Por ello, para promover eficazmente una buena nutrición es
necesario emprender una lucha encarnizada a todos los niveles contra la pobreza
de las personas y de los países. En el plano nacional, esto supone una política
dinámica en materia de empleo, vivienda, educación, equipamientos colectivos,
servicios sanitarios y sociales, etc. En el plano internacional, los países
pobres deben obtener precios remuneradores por los productos que exportan para
que puedan librarse de la carga de la deuda y comprar los bienes de consumo y de
equipo que necesitan. Los países cuyos recursos no les permiten avanzar con la
suficiente rapidez por esta vía deben recibir la ayuda necesaria para estar en
condiciones de conseguirlo.
LA INDUSTRIA AGROALIMENTARIA
Cada uno de los participantes en este esfuerzo común cumple una
función insustituible. Aquí me limitaré a evocar brevemente la que corresponde a
la gran industria agroalimentaria. Esta industria está concentrada en gran
medida en manos de poderosas multinacionales, las cuales elaboran la mayor parte
de los alimentos que se consumen en los países del Norte y exportan al Sur,
junto con alimentos de primera necesidad, ciertos productos refinados y
costosos. Su capacidad de producción y de penetración entraña por tanto riesgos
y exige una acción vigilante de protección de los consumidores. La OMS y la FAO
se esfuerzan por lograr este objetivo, especialmente elaborando y promulgando un
conjunto de reglas y normas agrupadas bajo el nombre de Codex Alimentarius, cuya
finalidad es proteger eficazmente la salud de los consumidores.

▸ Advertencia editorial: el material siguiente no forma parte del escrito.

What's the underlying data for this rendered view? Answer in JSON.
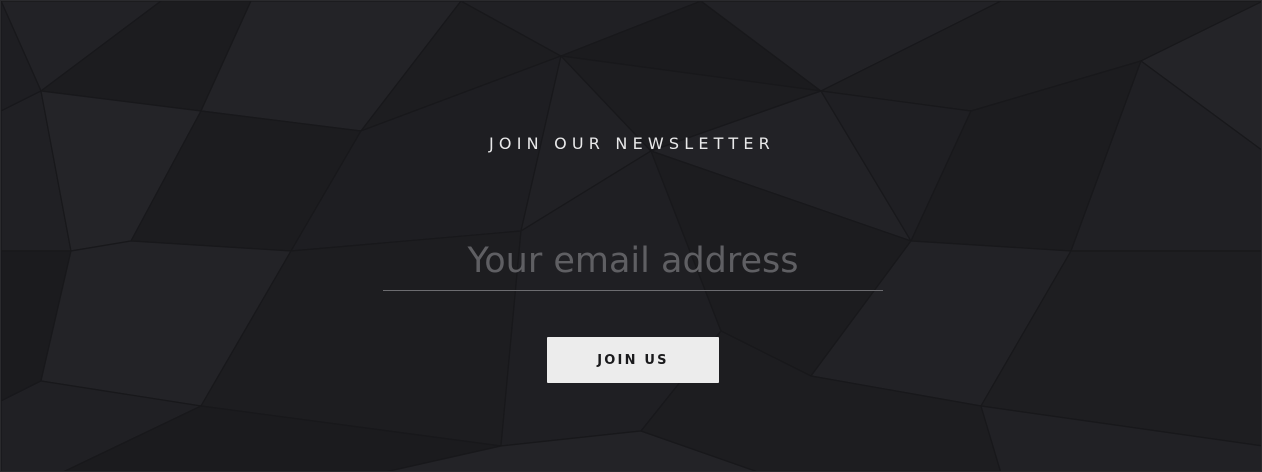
{
  "newsletter": {
    "heading": "JOIN OUR NEWSLETTER",
    "email_placeholder": "Your email address",
    "email_value": "",
    "button_label": "JOIN US"
  },
  "colors": {
    "background": "#1f1f22",
    "heading_text": "#e9e9ea",
    "placeholder_text": "#5f5f63",
    "input_underline": "#6c6c70",
    "button_background": "#ececec",
    "button_text": "#1a1a1c"
  }
}
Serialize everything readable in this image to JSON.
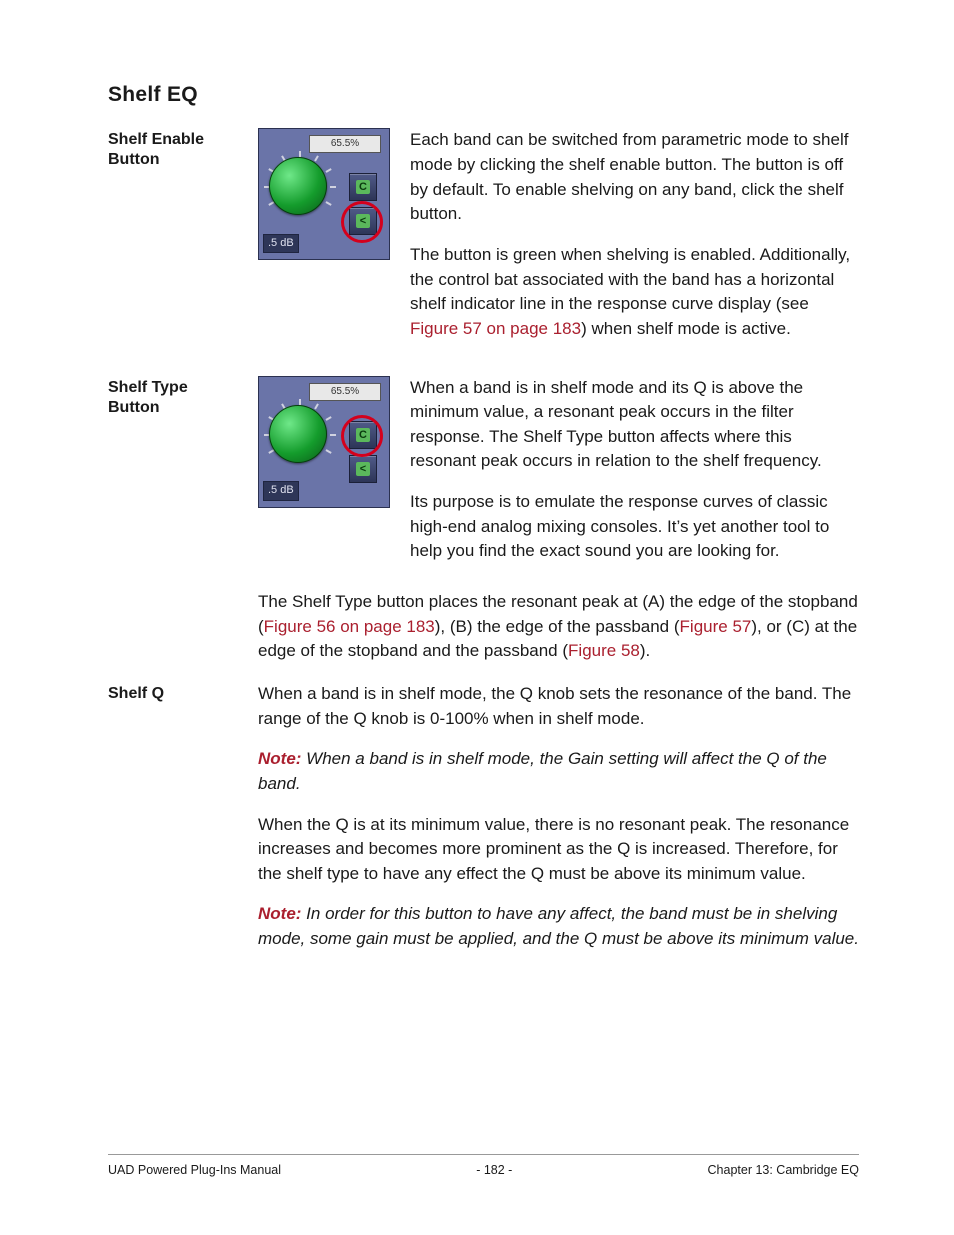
{
  "heading": "Shelf EQ",
  "sec1": {
    "label": "Shelf Enable Button",
    "thumb": {
      "meter": "65.5%",
      "db": ".5 dB",
      "c": "C",
      "s": "<"
    },
    "p1": "Each band can be switched from parametric mode to shelf mode by clicking the shelf enable button. The button is off by default. To enable shelving on any band, click the shelf button.",
    "p2a": "The button is green when shelving is enabled. Additionally, the control bat associated with the band has a horizontal shelf indicator line in the response curve display (see ",
    "p2link": "Figure 57 on page 183",
    "p2b": ") when shelf mode is active."
  },
  "sec2": {
    "label": "Shelf Type Button",
    "thumb": {
      "meter": "65.5%",
      "db": ".5 dB",
      "c": "C",
      "s": "<"
    },
    "p1": "When a band is in shelf mode and its Q is above the minimum value, a resonant peak occurs in the filter response. The Shelf Type button affects where this resonant peak occurs in relation to the shelf frequency.",
    "p2": "Its purpose is to emulate the response curves of classic high-end analog mixing consoles. It’s yet another tool to help you find the exact sound you are looking for.",
    "p3a": "The Shelf Type button places the resonant peak at (A) the edge of the stopband (",
    "p3l1": "Figure 56 on page 183",
    "p3b": "), (B) the edge of the passband (",
    "p3l2": "Figure 57",
    "p3c": "), or (C) at the edge of the stopband and the passband (",
    "p3l3": "Figure 58",
    "p3d": ")."
  },
  "sec3": {
    "label": "Shelf Q",
    "p1": "When a band is in shelf mode, the Q knob sets the resonance of the band. The range of the Q knob is 0-100% when in shelf mode.",
    "note1label": "Note:",
    "note1": " When a band is in shelf mode, the Gain setting will affect the Q of the band.",
    "p2": "When the Q is at its minimum value, there is no resonant peak. The resonance increases and becomes more prominent as the Q is increased. Therefore, for the shelf type to have any effect the Q must be above its minimum value.",
    "note2label": "Note:",
    "note2": " In order for this button to have any affect, the band must be in shelving mode, some gain must be applied, and the Q must be above its minimum value."
  },
  "footer": {
    "left": "UAD Powered Plug-Ins Manual",
    "center": "- 182 -",
    "right": "Chapter 13: Cambridge EQ"
  }
}
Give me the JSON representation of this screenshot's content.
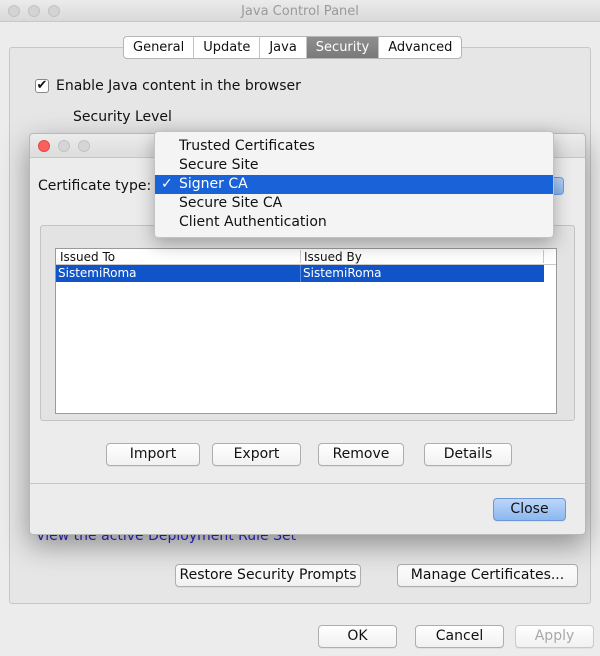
{
  "window": {
    "title": "Java Control Panel"
  },
  "tabs": [
    {
      "label": "General"
    },
    {
      "label": "Update"
    },
    {
      "label": "Java"
    },
    {
      "label": "Security"
    },
    {
      "label": "Advanced"
    }
  ],
  "security": {
    "enable_java_label": "Enable Java content in the browser",
    "enable_java_checked": "✔",
    "security_level_label": "Security Level",
    "rule_set_link": "View the active Deployment Rule Set",
    "restore_prompts_button": "Restore Security Prompts",
    "manage_certs_button": "Manage Certificates..."
  },
  "footer": {
    "ok": "OK",
    "cancel": "Cancel",
    "apply": "Apply"
  },
  "certificates_dialog": {
    "certificate_type_label": "Certificate type:",
    "dropdown_options": [
      {
        "label": "Trusted Certificates",
        "check": ""
      },
      {
        "label": "Secure Site",
        "check": ""
      },
      {
        "label": "Signer CA",
        "check": "✓"
      },
      {
        "label": "Secure Site CA",
        "check": ""
      },
      {
        "label": "Client Authentication",
        "check": ""
      }
    ],
    "table": {
      "columns": [
        "Issued To",
        "Issued By"
      ],
      "rows": [
        {
          "issued_to": "SistemiRoma",
          "issued_by": "SistemiRoma"
        }
      ]
    },
    "buttons": {
      "import": "Import",
      "export": "Export",
      "remove": "Remove",
      "details": "Details",
      "close": "Close"
    }
  },
  "colors": {
    "selection": "#0f54c8",
    "menu_highlight": "#1a62d7",
    "link": "#2a2ad8",
    "close_button": "#8cb7f0"
  }
}
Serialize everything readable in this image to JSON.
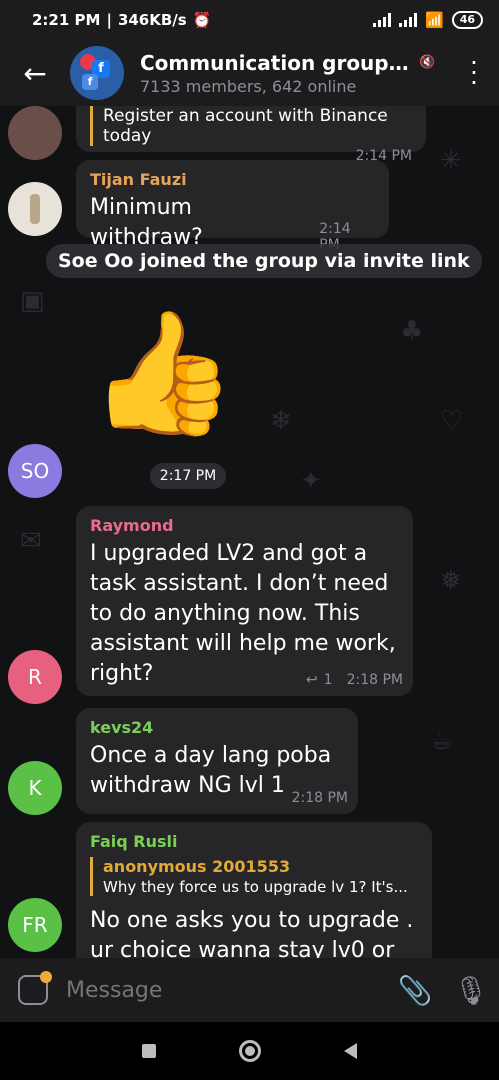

Sin embargo, no deja de ser cierto que esta industria cumple un
cometido primordial en lo que respecta a la alimentación de la humanidad y que
sería a la vez injusto y peligroso condenarla en bloque, Estoy convencido, por
el contrario, de que si se entabla con ella un dialogo constructivo, en el que
deberán participar consumidores, médicos y nutricionistas junto a representantes
de los poderes públicos y de las organizaciones internacionales, se obtendrán
resultados positivos.
LAS ACTIVIDADES DE LA FAO
En cuanto a la FAO, su función con respecto a la nutrición se
ejerce de múltiples modos y en los ámbitos más diversos. La Dirección de
Política Alimentaria y Nutrición lleva a cabo actividades específicas en
diversos sectores: planificación y evaluación, programas de nutrición, calidad
de los alimentos y protección de los consumidores, además de la labor realizada
conjuntamente con la OMS en relación con las normas alimentarias.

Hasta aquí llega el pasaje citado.